We’ve made every step to be as inclusive and open as possible. Our Global Management Team meet weekly, and the entire business is invited to attend. During the sessions our CEO communicates with the entire business on key stories from the organisation and strategic initiatives. As much as possible we want to increase the feeling of being valued by including everyone in strategic decisions, so everyone can have a sense of pride and fulfillment stemming from what we do.

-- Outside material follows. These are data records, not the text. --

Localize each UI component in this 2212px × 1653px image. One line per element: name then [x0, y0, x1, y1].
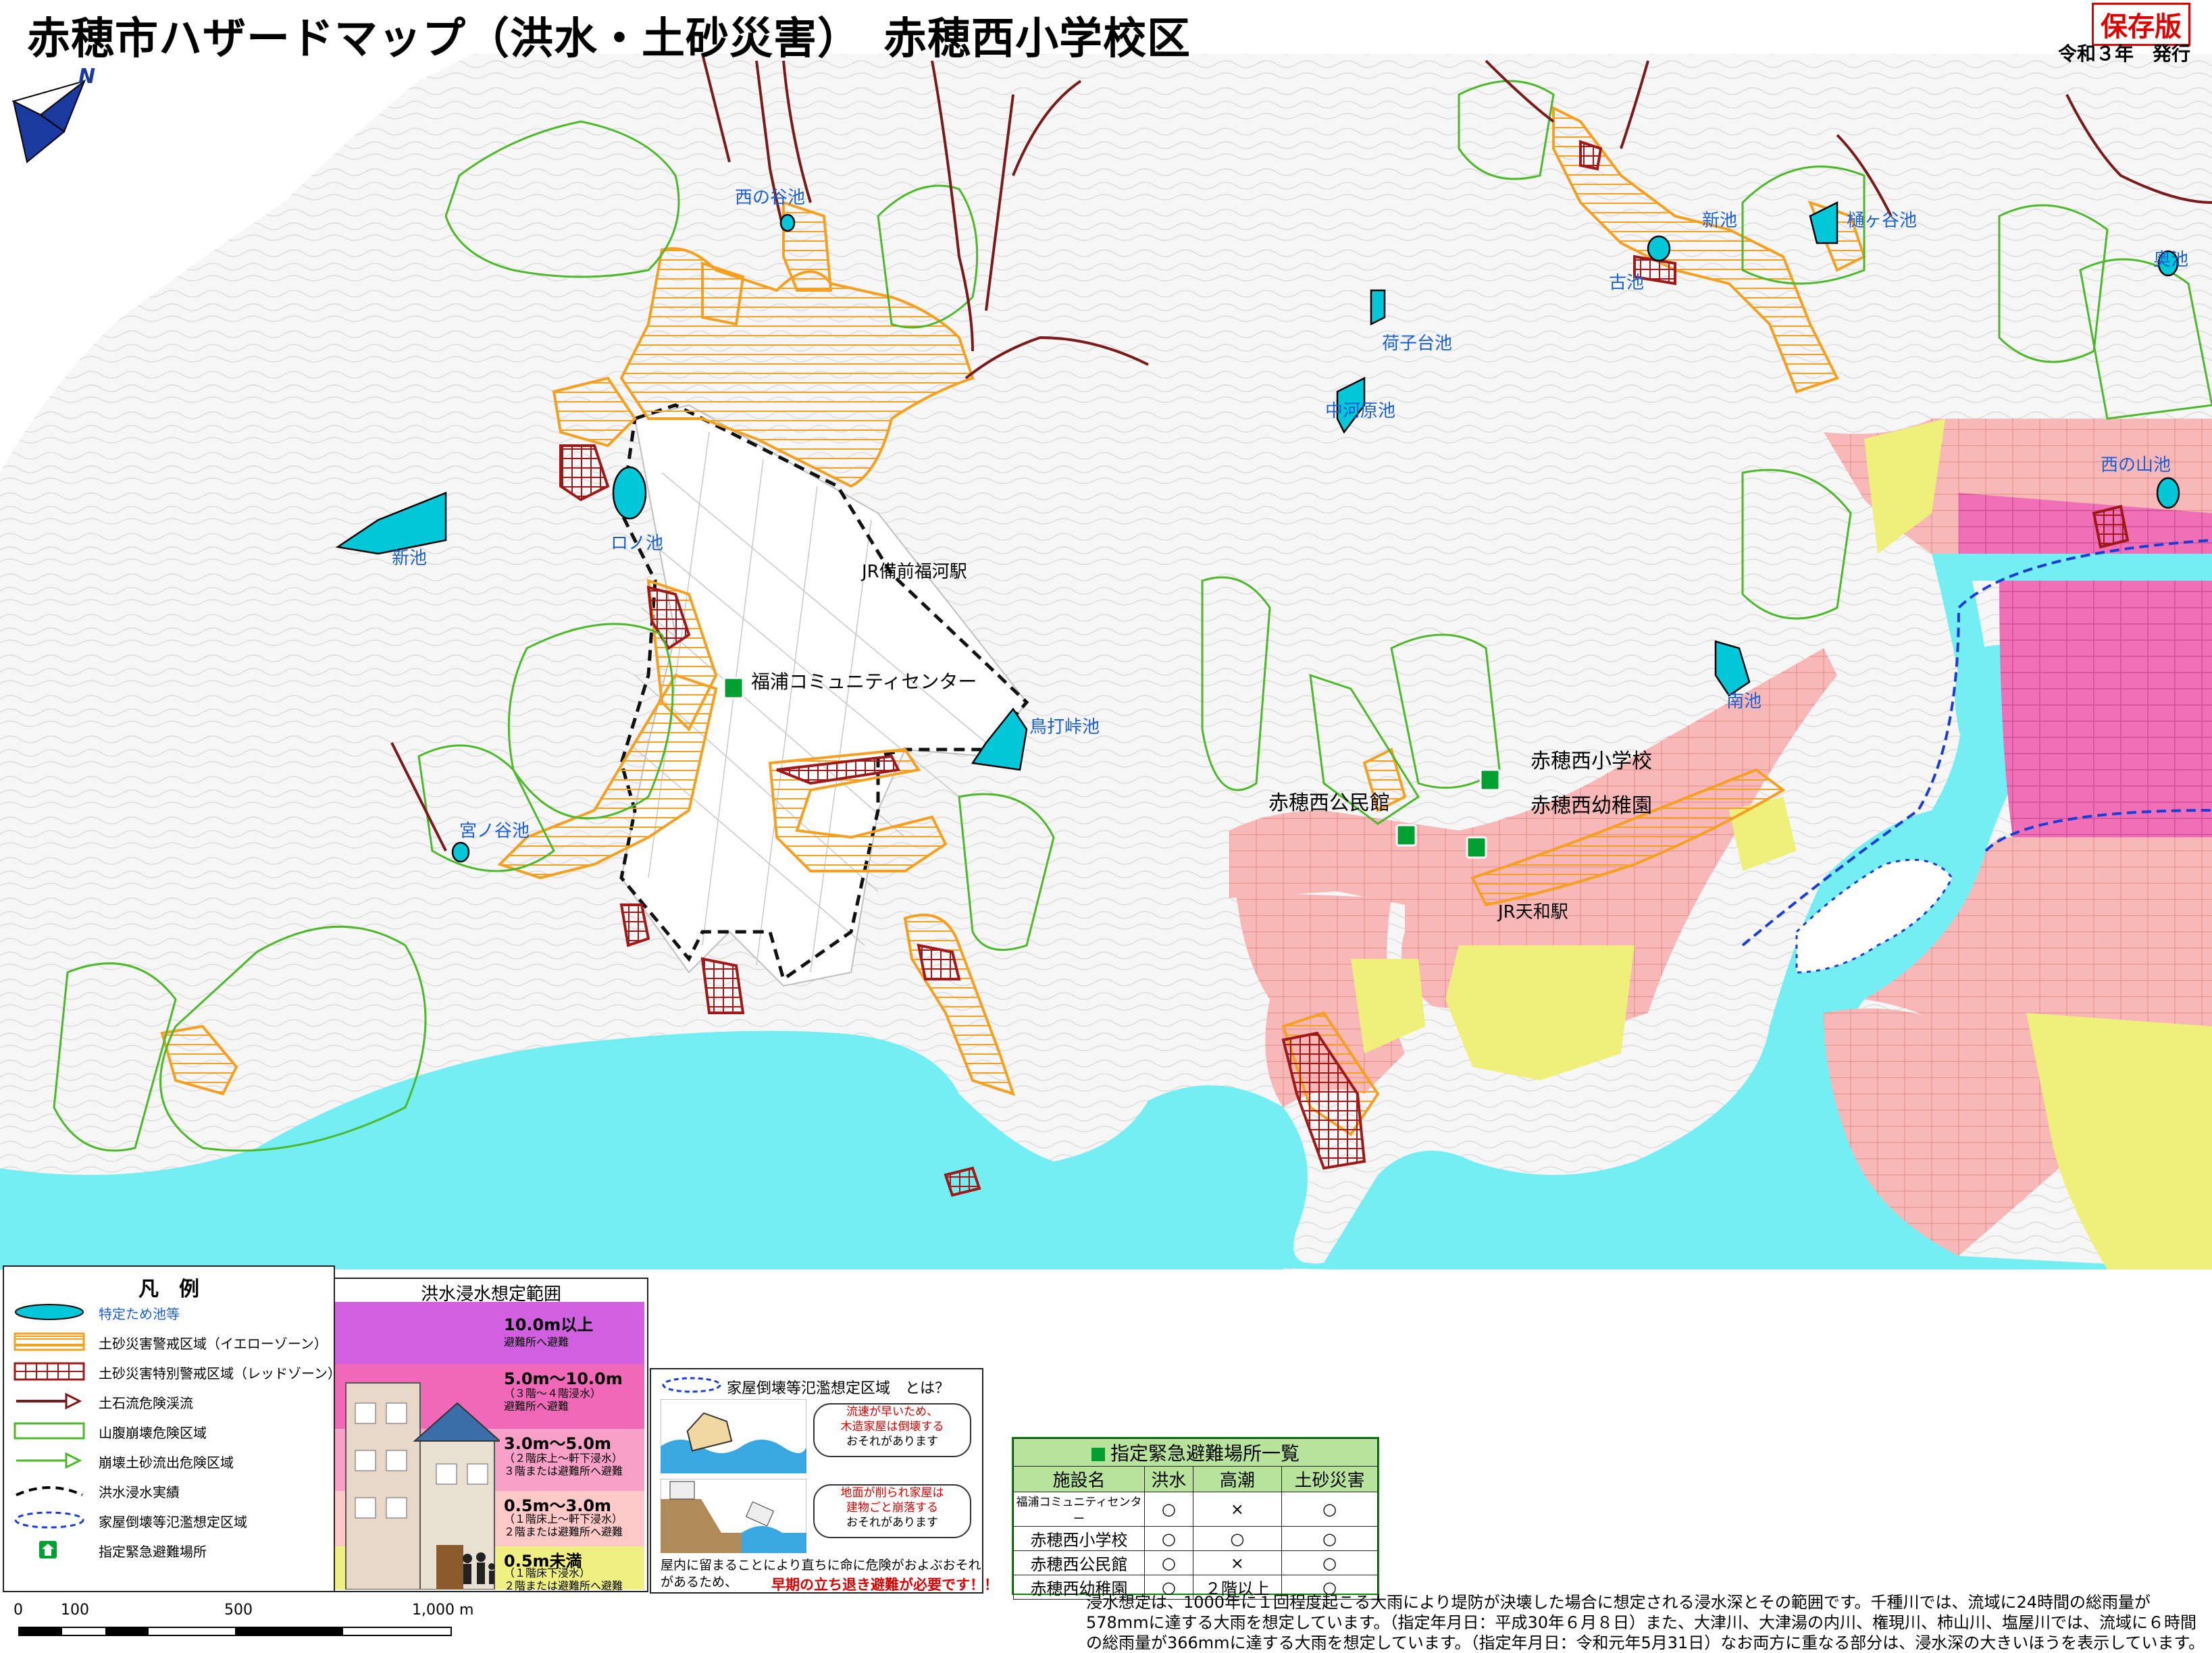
legend-item: 家屋倒壊等氾濫想定区域: [9, 1507, 331, 1534]
station-label: JR備前福河駅: [862, 562, 967, 582]
flood-zone-east-deep2: [1999, 581, 2212, 837]
scale-bar: 0 100 500 1,000 m: [14, 1599, 500, 1646]
house-illustration: [335, 1302, 500, 1590]
house-collapse-icon: [14, 1511, 84, 1529]
legend-item: 土砂災害警戒区域（イエローゾーン）: [9, 1329, 331, 1356]
collapse-warning-emphasis: 早期の立ち退き避難が必要です！！: [771, 1577, 998, 1593]
house-collapse-info: 家屋倒壊等氾濫想定区域 とは？ 流速が早いため、 木造家屋は倒壊する おそれがあ…: [650, 1368, 998, 1594]
pond-label: 新池: [392, 548, 428, 569]
facility-label: 赤穂西小学校: [1531, 750, 1652, 773]
facility-label: 赤穂西幼稚園: [1531, 794, 1652, 818]
pond-label: 奥池: [2153, 250, 2189, 270]
table-header: 高潮: [1192, 1466, 1282, 1492]
flood-assumption-note: 浸水想定は、1000年に１回程度起こる大雨により堤防が決壊した場合に想定される浸…: [1086, 1593, 2205, 1652]
legend-item: 土砂災害特別警戒区域（レッドゾーン）: [9, 1359, 341, 1386]
facility-label: 福浦コミュニティセンター: [751, 671, 977, 693]
pond-icon: [15, 1304, 84, 1320]
scale-bar-graphic: [18, 1627, 452, 1636]
page-title: 赤穂市ハザードマップ（洪水・土砂災害） 赤穂西小学校区: [27, 14, 1191, 64]
flood-band: 10.0m以上 避難所へ避難: [500, 1302, 644, 1364]
shelter-table-title: 指定緊急避難場所一覧: [1013, 1438, 1378, 1467]
flood-wave-illustration: [661, 1399, 806, 1473]
pond-label: 宮ノ谷池: [459, 821, 530, 841]
table-row: 赤穂西公民館 ○ × ○: [1012, 1550, 1379, 1575]
yellow-zone-icon: [14, 1332, 85, 1351]
legend-item: 崩壊土砂流出危険区域: [9, 1448, 331, 1475]
flood-band: 5.0m～10.0m （３階～４階浸水） 避難所へ避難: [500, 1364, 644, 1429]
table-row: 赤穂西小学校 ○ ○ ○: [1012, 1526, 1379, 1551]
legend-item: 土石流危険渓流: [9, 1388, 331, 1415]
issue-date: 令和３年 発行: [2057, 43, 2190, 65]
flood-band: 0.5m～3.0m （１階床上～軒下浸水） ２階または避難所へ避難: [500, 1491, 644, 1546]
callout-wave: 流速が早いため、 木造家屋は倒壊する おそれがあります: [813, 1403, 971, 1457]
legend-panel: 凡 例 特定ため池等 土砂災害警戒区域（イエローゾーン） 土砂災害特別警戒区域（…: [3, 1265, 341, 1592]
pond-label: 樋ヶ谷池: [1847, 211, 1918, 231]
pond-label: 西の谷池: [735, 188, 806, 208]
flood-depth-legend: 洪水浸水想定範囲 10.0m以上 避難所へ避難 5.0m～10.0m （３階～４…: [334, 1278, 648, 1592]
compass-north-label: N: [78, 65, 96, 88]
flood-band: 0.5m未満 （１階床下浸水） ２階または避難所へ避難: [500, 1546, 644, 1592]
slope-collapse-icon: [14, 1422, 85, 1440]
pond-label: 古池: [1609, 273, 1645, 293]
pond-label: 中河原池: [1325, 401, 1396, 421]
pond-label: 新池: [1702, 211, 1738, 231]
pond-label: 鳥打峠池: [1029, 717, 1100, 737]
shelter-icon: [1091, 1448, 1105, 1461]
pond-label: 西の山池: [2101, 455, 2171, 475]
table-header: 洪水: [1144, 1466, 1193, 1492]
table-header: 土砂災害: [1281, 1466, 1379, 1492]
erosion-illustration: [661, 1479, 806, 1553]
pond-label: 南池: [1726, 691, 1762, 712]
red-zone-icon: [14, 1362, 85, 1381]
collapse-zone-icon: [662, 1377, 721, 1393]
station-label: JR天和駅: [1498, 902, 1568, 922]
legend-title: 凡 例: [138, 1278, 199, 1301]
callout-erosion: 地面が削られ家屋は 建物ごと崩落する おそれがあります: [813, 1484, 971, 1538]
collapse-heading: 家屋倒壊等氾濫想定区域 とは？: [727, 1380, 950, 1397]
shelter-icon: [39, 1541, 57, 1558]
flood-band: 3.0m～5.0m （２階床上～軒下浸水） ３階または避難所へ避難: [500, 1429, 644, 1491]
sediment-outflow-icon: [16, 1452, 82, 1469]
shelter-list-table: 指定緊急避難場所一覧 施設名 洪水 高潮 土砂災害 福浦コミュニティセンター ○…: [1012, 1437, 1379, 1600]
legend-item: 特定ため池等: [9, 1299, 331, 1326]
debris-flow-icon: [16, 1392, 82, 1410]
legend-item: 洪水浸水実績: [9, 1477, 331, 1504]
facility-label: 赤穂西公民館: [1268, 791, 1390, 815]
legend-item: 山腹崩壊危険区域: [9, 1418, 331, 1445]
table-row: 福浦コミュニティセンター ○ × ○: [1012, 1492, 1379, 1527]
table-header: 施設名: [1012, 1466, 1146, 1492]
legend-item: 指定緊急避難場所: [9, 1537, 331, 1564]
flood-record-icon: [16, 1486, 83, 1496]
pond-label: 荷子台池: [1382, 334, 1453, 354]
pond-label: ロノ池: [611, 533, 664, 554]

Impact’s goal is to unlock human potential, so our work is inherently motivational anyway, but we also try and stretch that as far as it will go. In practical terms, this means we dedicate a lot of resource to working with not-for-profit organisations, as well as releasing staff to take time off to go and undertake charity work related to their own areas of interest.

We also commit to being a learning organisation, providing our staff with the opportunity to expand their own personal and professional goals, so everyone can be the best version of themselves. This is beneficial to the bottom line too, as we see more and more roles evolve and some even become obsolete as we move more towards automation and machine learning, having a workforce that is agile and adept at learning new skills and ways of working is key to keeping talent within the business.